THE CANARY IN THE COAL MINE

THE CANARY IN THE COAL MINE
August 26
08:56 2021

Acquisition Acumen

By James Graham, CVA

THE CANARY IN THE COAL MINE

It won’t be surprising if multiple brokers go public over the next few years

Starting in 2007, when Hub International Limited and USI Insurance Services, LLC, were taken private by Apax Partners and Goldman Sachs respectively, private equity (PE) capital has fueled a rapidly increasing consolidation of the insurance distribution industry. In just 14 years, the industry has gone from two PE-backed brokers to more than 25. The backdrop of the 2008 financial crisis provided the PE industry a great case study for the resilience of the insurance distribution industry and helped justify an aggressive pace of acquisitions at premium valuations as the economy recovered.

Today, many of the initial PE-backed brokers are mature and sophisticated firms that will be challenged to drive investor returns with the same tactics they have deployed over the last 14 years. It’s likely that mergers and acquisitions (M&A) will continue to be a core part of their business model as the industry remains fragmented and many mature brokers are seeking to add complementary capabilities such as wealth management and human resources consulting.

The key change on the horizon is the way in which they fund and financially engineer returns to shareholders in the future. PE firms that own the most mature insurance brokers will start to look to the public markets for their next recapitalization event. It wouldn’t be surprising if the market sees multiple brokers go public over the next few years.
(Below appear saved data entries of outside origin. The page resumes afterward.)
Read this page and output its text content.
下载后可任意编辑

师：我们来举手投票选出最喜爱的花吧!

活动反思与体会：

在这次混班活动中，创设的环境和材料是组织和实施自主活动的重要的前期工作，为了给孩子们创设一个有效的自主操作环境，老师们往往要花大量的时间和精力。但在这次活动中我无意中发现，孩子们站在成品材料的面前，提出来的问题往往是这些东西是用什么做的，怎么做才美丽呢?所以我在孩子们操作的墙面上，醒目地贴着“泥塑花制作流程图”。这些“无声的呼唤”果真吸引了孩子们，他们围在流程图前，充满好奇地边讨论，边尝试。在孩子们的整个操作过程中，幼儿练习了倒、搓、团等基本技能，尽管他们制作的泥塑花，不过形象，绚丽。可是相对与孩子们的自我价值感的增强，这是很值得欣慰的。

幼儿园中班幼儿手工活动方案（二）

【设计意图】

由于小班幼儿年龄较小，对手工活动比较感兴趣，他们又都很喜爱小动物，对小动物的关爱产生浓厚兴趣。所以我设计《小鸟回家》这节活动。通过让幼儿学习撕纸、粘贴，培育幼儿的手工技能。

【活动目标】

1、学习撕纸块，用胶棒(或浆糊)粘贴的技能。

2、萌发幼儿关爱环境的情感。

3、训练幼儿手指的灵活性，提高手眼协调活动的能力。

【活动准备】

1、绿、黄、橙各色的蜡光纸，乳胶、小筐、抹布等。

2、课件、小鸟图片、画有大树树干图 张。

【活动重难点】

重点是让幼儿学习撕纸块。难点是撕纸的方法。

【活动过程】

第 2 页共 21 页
While it is impossible to predict the future, it does feel that the industry is ripe for another monumental shift, similar to what took place in the years following the 2008 financial crisis.

One reason why PE is attracted to the insurance distribution space is the opportunity to fuel consolidation and leverage scale to realize significant returns on invested capital. As brokerages mature, the challenge to continue a PE fund’s thesis becomes more and more difficult as each firm reaches scale. Anecdotally, one way this is demonstrated is the idea that growing from $50 million to $150 million in revenue is more achievable than growing from $3 billion to $9 billion in revenue.

This isn’t to say that mature brokers won’t see great returns. It could be argued that the mature PE-backed brokers may be a safer bet from an equity performance perspective, as their management teams have been able to demonstrate impressive year-over-year returns despite the daunting growth needed to achieve them. Regardless, many PE firms investing in these mature brokers are aware of the increasing difficulty in generating the kinds of returns expected and could look to the public markets as an option to exit at a premium valuation.

As a backdrop to why public markets could be the near-term trend, it is important to acknowledge the consistent success of the publicly traded brokers in terms of both M&A and organic growth throughout the last 14 years. Their success has resulted in valuations that are hard to overlook. Wall Street seems to have a favorable view of these businesses.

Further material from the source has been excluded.